Artikel 7 Ontstaan van de belastingschuld

Het liggeld is verschuldigd bij het begin van het belastingtijdvak of, zo dit later is, bij de aanvang van de belastingplicht.

Artikel 8 Teruggaaf

Teruggaaf van het recht vindt plaats indien de ligplaats wordt verlaten voordat de periode, waarover het recht is voldaan, is verstreken.

Artikel 9 Kwijtschelding

Bij de invordering van het liggeld wordt geen kwijtschelding verleend.

Artikel 10 Nadere regels door het college van burgemeester en wethouders

Het college van burgemeester en wethouders kan nadere regels geven met betrekking tot de heffing en invordering van liggeld.

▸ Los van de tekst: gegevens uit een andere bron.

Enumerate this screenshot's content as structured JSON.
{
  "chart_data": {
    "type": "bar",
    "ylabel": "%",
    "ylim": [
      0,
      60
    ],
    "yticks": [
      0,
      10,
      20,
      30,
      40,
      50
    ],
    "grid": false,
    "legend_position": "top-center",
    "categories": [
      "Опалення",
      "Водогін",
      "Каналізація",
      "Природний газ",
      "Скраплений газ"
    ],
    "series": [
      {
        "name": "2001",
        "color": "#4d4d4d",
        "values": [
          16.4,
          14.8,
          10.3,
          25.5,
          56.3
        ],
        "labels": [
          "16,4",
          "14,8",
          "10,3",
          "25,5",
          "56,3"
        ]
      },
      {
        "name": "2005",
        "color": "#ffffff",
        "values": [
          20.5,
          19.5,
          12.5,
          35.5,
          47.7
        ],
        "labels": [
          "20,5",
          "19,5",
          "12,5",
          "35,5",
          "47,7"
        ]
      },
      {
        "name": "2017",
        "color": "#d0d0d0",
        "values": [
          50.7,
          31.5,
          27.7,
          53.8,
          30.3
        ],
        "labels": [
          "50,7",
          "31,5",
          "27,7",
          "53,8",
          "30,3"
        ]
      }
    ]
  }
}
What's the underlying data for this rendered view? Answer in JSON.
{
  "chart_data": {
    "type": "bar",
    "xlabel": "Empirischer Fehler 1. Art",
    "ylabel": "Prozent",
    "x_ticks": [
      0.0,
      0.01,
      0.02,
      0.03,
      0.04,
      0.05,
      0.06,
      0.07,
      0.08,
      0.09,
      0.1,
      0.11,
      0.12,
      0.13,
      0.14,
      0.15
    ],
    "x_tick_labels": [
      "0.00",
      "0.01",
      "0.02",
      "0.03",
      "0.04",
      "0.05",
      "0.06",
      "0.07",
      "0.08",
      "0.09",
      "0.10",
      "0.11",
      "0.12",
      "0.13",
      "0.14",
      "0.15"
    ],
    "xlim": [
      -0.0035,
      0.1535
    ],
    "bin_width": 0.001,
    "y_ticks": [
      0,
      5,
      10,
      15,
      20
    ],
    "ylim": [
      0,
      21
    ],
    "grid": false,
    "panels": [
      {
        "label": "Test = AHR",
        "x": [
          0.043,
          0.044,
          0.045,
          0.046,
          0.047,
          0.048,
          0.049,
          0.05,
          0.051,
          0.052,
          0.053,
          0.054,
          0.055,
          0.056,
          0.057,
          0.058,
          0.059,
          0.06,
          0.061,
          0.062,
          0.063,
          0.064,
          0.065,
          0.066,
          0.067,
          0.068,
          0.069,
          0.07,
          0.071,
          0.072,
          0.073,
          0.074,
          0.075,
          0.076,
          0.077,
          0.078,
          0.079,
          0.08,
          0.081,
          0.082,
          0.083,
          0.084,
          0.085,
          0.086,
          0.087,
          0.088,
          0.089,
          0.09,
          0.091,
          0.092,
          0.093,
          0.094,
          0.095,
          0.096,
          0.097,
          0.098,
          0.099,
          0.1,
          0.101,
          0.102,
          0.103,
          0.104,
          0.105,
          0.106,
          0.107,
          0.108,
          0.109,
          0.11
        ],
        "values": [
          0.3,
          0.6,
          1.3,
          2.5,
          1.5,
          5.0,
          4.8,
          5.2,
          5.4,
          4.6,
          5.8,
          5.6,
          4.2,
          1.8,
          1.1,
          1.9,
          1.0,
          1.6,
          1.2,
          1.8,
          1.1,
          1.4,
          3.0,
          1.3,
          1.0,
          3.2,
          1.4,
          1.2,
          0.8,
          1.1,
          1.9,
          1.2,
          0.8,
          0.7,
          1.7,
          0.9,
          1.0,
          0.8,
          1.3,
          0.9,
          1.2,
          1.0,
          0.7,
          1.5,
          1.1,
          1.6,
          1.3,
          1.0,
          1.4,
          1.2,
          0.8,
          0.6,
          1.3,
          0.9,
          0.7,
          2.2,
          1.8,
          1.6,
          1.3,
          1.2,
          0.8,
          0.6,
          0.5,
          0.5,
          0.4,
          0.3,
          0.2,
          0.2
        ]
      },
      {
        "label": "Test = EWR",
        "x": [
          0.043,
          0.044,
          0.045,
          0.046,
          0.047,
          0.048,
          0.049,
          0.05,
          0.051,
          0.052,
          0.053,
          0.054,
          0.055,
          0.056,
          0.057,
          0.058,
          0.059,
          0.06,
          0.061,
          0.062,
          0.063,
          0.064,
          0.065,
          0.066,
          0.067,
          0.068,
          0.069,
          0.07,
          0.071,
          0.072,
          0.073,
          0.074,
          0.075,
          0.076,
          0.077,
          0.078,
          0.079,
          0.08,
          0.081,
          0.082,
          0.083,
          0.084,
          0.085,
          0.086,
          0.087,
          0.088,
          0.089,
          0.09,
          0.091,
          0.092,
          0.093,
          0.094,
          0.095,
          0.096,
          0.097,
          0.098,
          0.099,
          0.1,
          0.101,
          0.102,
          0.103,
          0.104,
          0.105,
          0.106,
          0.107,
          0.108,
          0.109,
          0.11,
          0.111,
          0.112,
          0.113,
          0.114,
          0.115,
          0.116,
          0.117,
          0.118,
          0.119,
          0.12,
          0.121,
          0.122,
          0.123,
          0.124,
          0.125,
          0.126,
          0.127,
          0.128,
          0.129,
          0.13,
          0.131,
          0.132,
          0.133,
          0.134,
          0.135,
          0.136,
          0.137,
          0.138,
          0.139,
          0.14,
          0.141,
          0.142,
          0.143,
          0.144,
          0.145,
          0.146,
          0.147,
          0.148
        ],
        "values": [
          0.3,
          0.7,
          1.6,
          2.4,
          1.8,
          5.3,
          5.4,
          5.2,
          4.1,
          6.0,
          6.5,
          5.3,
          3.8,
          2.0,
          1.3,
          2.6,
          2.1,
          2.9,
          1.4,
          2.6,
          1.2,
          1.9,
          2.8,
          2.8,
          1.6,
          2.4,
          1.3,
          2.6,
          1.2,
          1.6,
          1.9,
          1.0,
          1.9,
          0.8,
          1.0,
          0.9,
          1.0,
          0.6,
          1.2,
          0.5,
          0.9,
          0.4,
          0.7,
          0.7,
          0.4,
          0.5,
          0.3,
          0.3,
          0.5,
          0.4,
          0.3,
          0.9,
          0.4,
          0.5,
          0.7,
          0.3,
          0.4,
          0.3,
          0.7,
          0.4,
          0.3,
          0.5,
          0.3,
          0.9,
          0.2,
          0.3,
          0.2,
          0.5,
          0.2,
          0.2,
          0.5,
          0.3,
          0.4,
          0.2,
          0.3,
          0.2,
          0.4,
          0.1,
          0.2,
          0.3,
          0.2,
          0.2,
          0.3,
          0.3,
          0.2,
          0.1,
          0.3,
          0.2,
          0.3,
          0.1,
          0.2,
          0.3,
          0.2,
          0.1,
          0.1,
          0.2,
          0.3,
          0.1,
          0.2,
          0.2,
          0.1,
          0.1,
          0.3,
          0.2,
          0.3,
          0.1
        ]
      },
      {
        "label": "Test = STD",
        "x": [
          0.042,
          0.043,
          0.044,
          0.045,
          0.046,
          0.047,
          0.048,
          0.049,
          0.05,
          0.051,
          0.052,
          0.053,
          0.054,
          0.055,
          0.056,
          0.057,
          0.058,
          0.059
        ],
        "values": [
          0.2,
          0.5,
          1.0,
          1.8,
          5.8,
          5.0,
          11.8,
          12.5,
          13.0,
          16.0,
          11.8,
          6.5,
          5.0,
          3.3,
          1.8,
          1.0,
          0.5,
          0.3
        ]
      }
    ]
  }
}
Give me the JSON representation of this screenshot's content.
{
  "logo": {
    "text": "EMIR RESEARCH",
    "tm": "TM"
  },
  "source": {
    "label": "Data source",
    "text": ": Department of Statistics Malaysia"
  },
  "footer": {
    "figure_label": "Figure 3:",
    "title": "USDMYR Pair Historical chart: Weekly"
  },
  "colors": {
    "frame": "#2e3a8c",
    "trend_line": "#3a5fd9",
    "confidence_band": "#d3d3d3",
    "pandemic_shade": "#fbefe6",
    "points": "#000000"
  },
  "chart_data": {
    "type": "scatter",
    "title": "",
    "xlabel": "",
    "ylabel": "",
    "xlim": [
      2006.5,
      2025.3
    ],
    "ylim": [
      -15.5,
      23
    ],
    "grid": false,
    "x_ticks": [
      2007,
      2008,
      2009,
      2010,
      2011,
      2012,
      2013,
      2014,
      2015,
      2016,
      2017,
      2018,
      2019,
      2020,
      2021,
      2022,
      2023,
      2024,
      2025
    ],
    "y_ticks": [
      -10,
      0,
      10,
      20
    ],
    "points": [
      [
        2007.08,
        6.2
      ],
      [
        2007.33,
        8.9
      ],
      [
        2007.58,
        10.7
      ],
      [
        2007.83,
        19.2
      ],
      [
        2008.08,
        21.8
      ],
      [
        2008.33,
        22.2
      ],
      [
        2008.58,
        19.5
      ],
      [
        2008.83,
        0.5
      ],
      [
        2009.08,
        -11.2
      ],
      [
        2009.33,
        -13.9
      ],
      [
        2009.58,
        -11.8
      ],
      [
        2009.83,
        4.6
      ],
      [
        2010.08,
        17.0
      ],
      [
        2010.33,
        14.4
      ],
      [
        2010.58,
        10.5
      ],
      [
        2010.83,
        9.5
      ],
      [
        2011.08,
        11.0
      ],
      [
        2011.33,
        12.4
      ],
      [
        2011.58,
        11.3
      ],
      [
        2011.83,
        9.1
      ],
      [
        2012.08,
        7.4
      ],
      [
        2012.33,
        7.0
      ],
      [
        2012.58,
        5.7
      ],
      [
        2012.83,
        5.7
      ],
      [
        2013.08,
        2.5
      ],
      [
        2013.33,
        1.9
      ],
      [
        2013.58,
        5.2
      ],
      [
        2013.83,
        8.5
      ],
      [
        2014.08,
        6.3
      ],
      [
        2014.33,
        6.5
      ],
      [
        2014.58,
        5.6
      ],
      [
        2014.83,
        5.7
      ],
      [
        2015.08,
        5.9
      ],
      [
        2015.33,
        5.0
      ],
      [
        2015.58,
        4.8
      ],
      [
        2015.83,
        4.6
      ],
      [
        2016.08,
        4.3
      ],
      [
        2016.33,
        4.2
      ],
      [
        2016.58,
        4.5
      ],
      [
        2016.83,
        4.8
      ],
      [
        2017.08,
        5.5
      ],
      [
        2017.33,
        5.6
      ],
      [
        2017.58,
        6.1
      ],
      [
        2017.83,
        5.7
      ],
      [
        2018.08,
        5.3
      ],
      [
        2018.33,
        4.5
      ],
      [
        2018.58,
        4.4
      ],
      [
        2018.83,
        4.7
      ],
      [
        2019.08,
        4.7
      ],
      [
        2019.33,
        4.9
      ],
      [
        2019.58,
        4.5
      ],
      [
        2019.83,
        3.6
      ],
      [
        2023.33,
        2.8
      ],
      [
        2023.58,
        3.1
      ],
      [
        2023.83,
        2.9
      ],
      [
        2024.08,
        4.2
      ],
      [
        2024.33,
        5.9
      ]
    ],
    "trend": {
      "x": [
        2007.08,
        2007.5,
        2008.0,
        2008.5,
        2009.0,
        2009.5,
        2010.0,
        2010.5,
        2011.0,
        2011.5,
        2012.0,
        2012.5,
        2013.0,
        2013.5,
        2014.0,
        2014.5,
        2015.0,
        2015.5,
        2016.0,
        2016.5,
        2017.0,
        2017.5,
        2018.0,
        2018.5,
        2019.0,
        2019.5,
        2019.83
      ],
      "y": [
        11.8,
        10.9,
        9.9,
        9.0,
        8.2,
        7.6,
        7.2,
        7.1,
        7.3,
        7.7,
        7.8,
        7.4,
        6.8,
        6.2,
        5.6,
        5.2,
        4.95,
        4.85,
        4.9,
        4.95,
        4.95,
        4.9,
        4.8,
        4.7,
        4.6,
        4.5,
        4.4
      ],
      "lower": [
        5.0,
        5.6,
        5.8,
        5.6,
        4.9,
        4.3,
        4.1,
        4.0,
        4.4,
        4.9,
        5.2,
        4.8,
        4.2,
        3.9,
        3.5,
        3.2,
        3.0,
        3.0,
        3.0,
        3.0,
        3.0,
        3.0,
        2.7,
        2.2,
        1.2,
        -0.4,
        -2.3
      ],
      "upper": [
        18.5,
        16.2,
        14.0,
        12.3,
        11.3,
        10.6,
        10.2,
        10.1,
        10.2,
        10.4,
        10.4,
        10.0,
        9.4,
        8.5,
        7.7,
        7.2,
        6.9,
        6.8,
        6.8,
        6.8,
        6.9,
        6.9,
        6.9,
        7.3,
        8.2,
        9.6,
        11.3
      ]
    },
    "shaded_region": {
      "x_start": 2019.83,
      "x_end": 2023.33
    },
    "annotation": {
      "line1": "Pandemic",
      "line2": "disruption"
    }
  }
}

Artikel 11 Inwerkingtreding

  • 1. De “Verordening Liggeld 2013” van 13 november 2012 wordt ingetrokken met ingang van de in het derde lid genoemde datum van ingang van de heffing, met dien verstande dat zij van toepassing blijft op de belastbare feiten die zich voor die datum hebben voorgedaan.

  • 2.

    • Deze verordening treedt in werking op de achtste dag na de datum van bekendmaking.

  • 3. De datum van ingang van de heffing is 1 januari 2014.

Artikel 12 Citeerartikel

Deze verordening wordt aangehaald als: “Verordening Liggeld 2014”.

Ondertekening

Aldus besloten door de raad van de gemeente Rijswijk in zijn openbare vergadering van 12 november 2013.